Fluorescence spectra in Figures 7A to 7E show release of vitamins A a E. Figure 7A shows the emission spectrum of the receptor solution after 5 minutes with two separated peaks corresponding two fluorescence substances - vitamin A with maximum of fluorescence intensity at 385 nm, vitamin E with maximum of fluorescence intensity at 527 nm. The excitation spectra of the substances are shown in Figures 7B and 7C. Figures 7D and 7E show kinetics of vitamins release in different time.

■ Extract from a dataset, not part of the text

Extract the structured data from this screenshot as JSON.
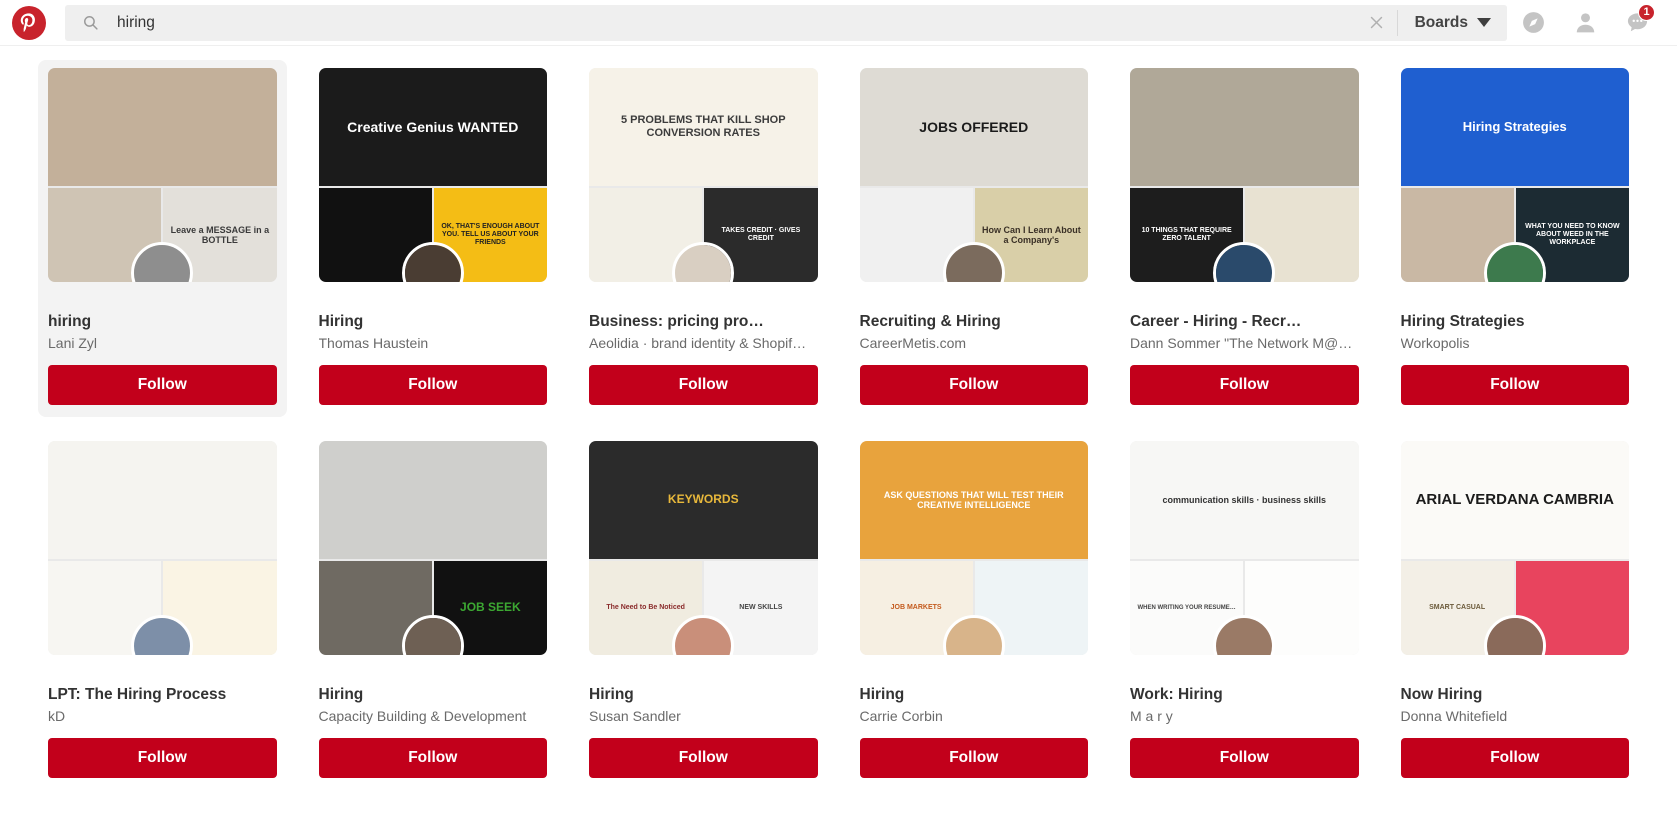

It is evident that the main part of the active substances is transported through the membrane within the first 5 minutes (more than 60% of the total amount transported in 30 minutes). Transport of vitamin A within 15 minutes corresponds to 90% of the total transported vitamin A, for vitamin E it is 98%.

Example 7

Measurement of release kinetics of active substances from nano-fibre sheet and measurement of diffusion coefficient with human skin

The determination of release kinetics of active substances and determination of diffusion coefficient with human skin was performed using liquid chromatography. The active layer of the nano-fibre sheet produced according to example 1 J with area 2 cm ² was separated from the lamination layer. The diffusion experiment was carried out in a standard Franz diffusion cell - vertical diffusion apparatus with two compartment - for the specimen and for the receptor solution. The both compartment are separated with a porous diffusion barrier. 2 cm ² of the nano-fibre sheet, human skin (abdominal skin) and 25 ml of the receptor solution were used for the experiment. The receptor solution was phosphate buffer (PBS, pH = 7.4) and it filled all the space of the compartment for receptor solution. The nano-fibre sheet specimen was damped with 0.3 ml of purified water and laid with its active layer on human skin into the Franz cell. The specimens of the receptor solution were taken each two hours, the last collection took place after 14 hours. Liquid chromatography (HPLC) was used for detection of the active substances in the receptor solution.

For the sake of a comparison, hydrogel with the same content of vitamin C (5 wt.%) was analysed similarly.

The results are presented in Figure 8 and show that the specimen of the nano-fibre cover has reached 270% permeation after 14 hours in comparison with with hydrogel applied under identical conditions.

List of marks for terms

1. Package of PA foil

2. Package of nanolayer on substrate nonwoven fabric

3. Guide

4. D.C. high voltage generator

5. Charging electrode

6. Laminated nano-fibre sheet

7. Package of laminated nano-fibre sheet 6

8. Dipole

9. Ground

10. Laminating calendering drum

Applicability in Industry

Cosmetics, medicine, aesthetic medicine.